I feel like I need to explain this about the Hungarian election: Tisza won without any presence in the mainstream media, and barely anything you could call a "political ad." And it's not just that they couldn't afford it: they couldn't access certain types of publicity even if they had the money. Over the last sixteen years, Fidesz has come to dominate our national media infrastructure. We don't have hardline censorship, it's just that all of the means to speak and be heard belong to Orbán.
An opposition party can no longer place full-size billboards anywhere in Hungary: the private companies renting out billboard spaces are also under Fidesz control. Fidesz can fill the city with billboards, on walls, next to roads, in every bus stop, etc etc, Tisza had none, except for smaller cardboard ones ziptied to traffic signs.
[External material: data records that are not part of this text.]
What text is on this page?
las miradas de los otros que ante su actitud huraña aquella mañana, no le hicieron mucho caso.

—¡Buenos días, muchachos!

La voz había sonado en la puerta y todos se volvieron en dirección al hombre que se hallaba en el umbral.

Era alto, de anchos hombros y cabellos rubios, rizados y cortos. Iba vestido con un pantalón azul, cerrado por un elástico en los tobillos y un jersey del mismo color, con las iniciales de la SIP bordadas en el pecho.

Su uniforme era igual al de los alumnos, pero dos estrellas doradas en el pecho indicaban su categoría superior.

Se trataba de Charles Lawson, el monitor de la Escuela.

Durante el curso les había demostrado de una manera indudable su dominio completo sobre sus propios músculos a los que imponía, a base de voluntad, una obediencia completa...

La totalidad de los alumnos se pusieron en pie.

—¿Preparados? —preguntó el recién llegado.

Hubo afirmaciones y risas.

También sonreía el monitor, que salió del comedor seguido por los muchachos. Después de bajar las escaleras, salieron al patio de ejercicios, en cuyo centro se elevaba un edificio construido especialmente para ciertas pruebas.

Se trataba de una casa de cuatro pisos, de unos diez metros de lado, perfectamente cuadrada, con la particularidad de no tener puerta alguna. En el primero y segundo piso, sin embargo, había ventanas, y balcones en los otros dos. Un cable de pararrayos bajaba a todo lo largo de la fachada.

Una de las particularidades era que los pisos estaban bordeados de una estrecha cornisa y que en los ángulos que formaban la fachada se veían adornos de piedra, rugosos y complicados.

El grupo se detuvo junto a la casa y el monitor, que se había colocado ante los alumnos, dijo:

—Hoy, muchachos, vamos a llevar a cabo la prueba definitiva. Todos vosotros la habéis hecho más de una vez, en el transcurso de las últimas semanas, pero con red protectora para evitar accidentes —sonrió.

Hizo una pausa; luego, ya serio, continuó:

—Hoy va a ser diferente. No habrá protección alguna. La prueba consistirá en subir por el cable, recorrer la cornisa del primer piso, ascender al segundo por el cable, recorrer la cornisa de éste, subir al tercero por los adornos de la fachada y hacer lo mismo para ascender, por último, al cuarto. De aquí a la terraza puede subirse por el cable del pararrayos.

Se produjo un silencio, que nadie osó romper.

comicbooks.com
There are free, state-run TV and radio channels that lots of people use to get their news, and those are 100% Fidesz propaganda. Free newspapers are handed out: Fidesz propaganda. Private, for-profit media exists, but a lot of it is owned by Fidesz puppets and echoes the party line, a lot of it is technically free but self-censors to avoid trouble, and the remainders of truly free media remains struggled to have the same reach as the media propped up by the whole state infrastructure. Fidesz used financial and political means to break multiple dissenting newspapers and online news sites, replacing them with zombie propaganda creatures. Some things no longer appear in mainstream media, for example, opposition politicians do not appear in mainstream media. There could be no televised debate between candidates because that would have meant giving free air time to enemies of Fidesz.
The opposition has access to social media, and they have access to crowdfunded alternative news/journalism sites, which also disseminate information via social media, and that's basically it, while Fidesz also pushes their own agenda via the same social networks. Shoutout to gen Z and A for being online in the right way and amplifying true information, shoutout to some surprisingly ethical influencers, shoutout to Tisza for being good at maintaining an engaging social media presence that could rival state-funded television, but an especially huge and humbled shoutout to the investigative and documentary journalists who did not stop, and who spent the last decade uncovering the scandals that finally brought the regime down. But that still would not have been enough, because not everyone is on the internet, and not everyone on the internet is already reading the same four independent investigative outlets.
It is only in retrospect that I understand how much of this campaign was won the old, low-tech way, on foot, door to door, face to face. Telling people what was going on, and asking them what they wanted. I used to think it was just a silly gimmick that Péter Magyar walked from Budapest to Nagyvárad (ca. 300 km), but if a guy can't get on television, he has to go to fifty different villages and convey the news like a town crier. And of course it wasn't just him, Tisza candidates and volunteers have put in a truly impressive amount of footwork.
The party having a TWO-THIRD SUPERMAJORITY was basically silent and invisible in any mainstream outlet. They didn't need that shit, and apparently their voters didn't either. This is incredibly impressive.